I do wish I had more time to sleep. My sleep isn't nearly what it should be, but there isn't too much I can do about it. I do not have a choice but to be at work at 0630, it's part of my job. Sometimes, I must be there earlier if we have certain mandatory things to accomplish (fun things, like urinalysis, health and welfares), and sometimes I am up late for important things (like greeting some of my Military Working Dog handlers after they redeploy from Iraq). So, I just have to roll with it, get what I can get, try to eat well, hydrate well, and pace myself during workouts with the appropriate effort. That is easier said than done though! Some days I'm successful, some days I am not. I do not want to burn out, that is for sure...thankfully, I have some good friends that keep an eye on me and help talk me down when I'm pushing my days to fast and hard. I just try my best to roll with the punches, know that my job as a commander is important and I am grateful to have the privilege to serve in the position. It would be harder if I didn't know that I had a respite just a little over a year away. Grad school will be challenging, but I think I may actually enjoy having my studies and my furry canine kids, Davey and Annie, be my primary responsibilities. It will be odd, yes, but I do am so looking forward to it!

5 comments:

melissa said...

I know what you mean about "home." I was sad when my parents sold the home I grew up in; so many memories! And to me their California home has such a different feel to it.

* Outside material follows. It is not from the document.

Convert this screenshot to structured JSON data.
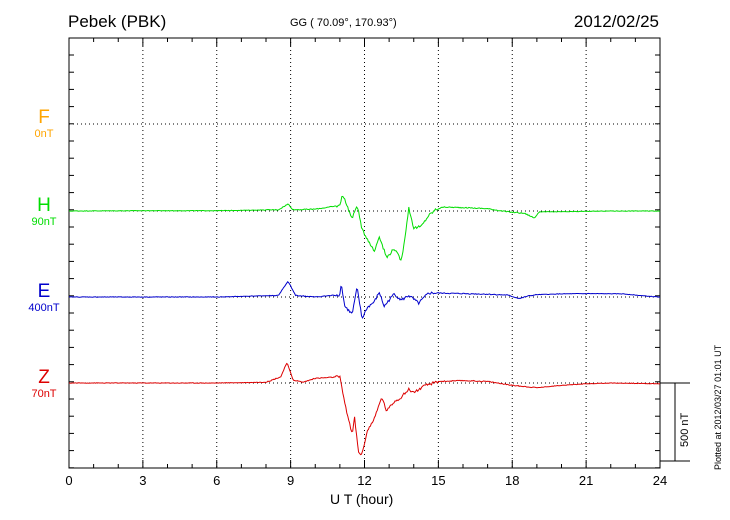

I'm always in admiration of how you manage to balance your command, a high level of fitness, pets, and a home. It is not easy. And you will LOVE grad school but will probably miss some of the scheduled grind! Hehe :)

sallyaston said...

You are doing a great job- no need to be nervous about Boston or the HIM, you are ready! :-)
There is plenty of time for you to have that permanent home (and the mortgage etc that goes with). You are young! You are lucky to have so many places to call home, it proves you are comfortable with who you are and where you are in life!
Great blog entry :-) ~ Sally

Trishie said...

What are you going to grad school for? Oh man, I wish I could survive on v. little sleep, but I need a good nine to function. have a great one !

laura said...

Hi! Just found your blog and really like it. I am also an Army officer who does IM (done IM AZ the last 3 yrs) and doing IM AZ this NOV also. I was stationed at Hood in 96-99 and have good memories of great running out there. Good luck in your training; sounds like you are doing well at balancing the load. Would like to keep in touch; we all need encouragement!
best wishes,
Laura

Brittany M. said...

Laura,
Thanks for the note! Glad you found the blog, and any times for this first time IM'er are welcome!! Best of wishes in your training too!!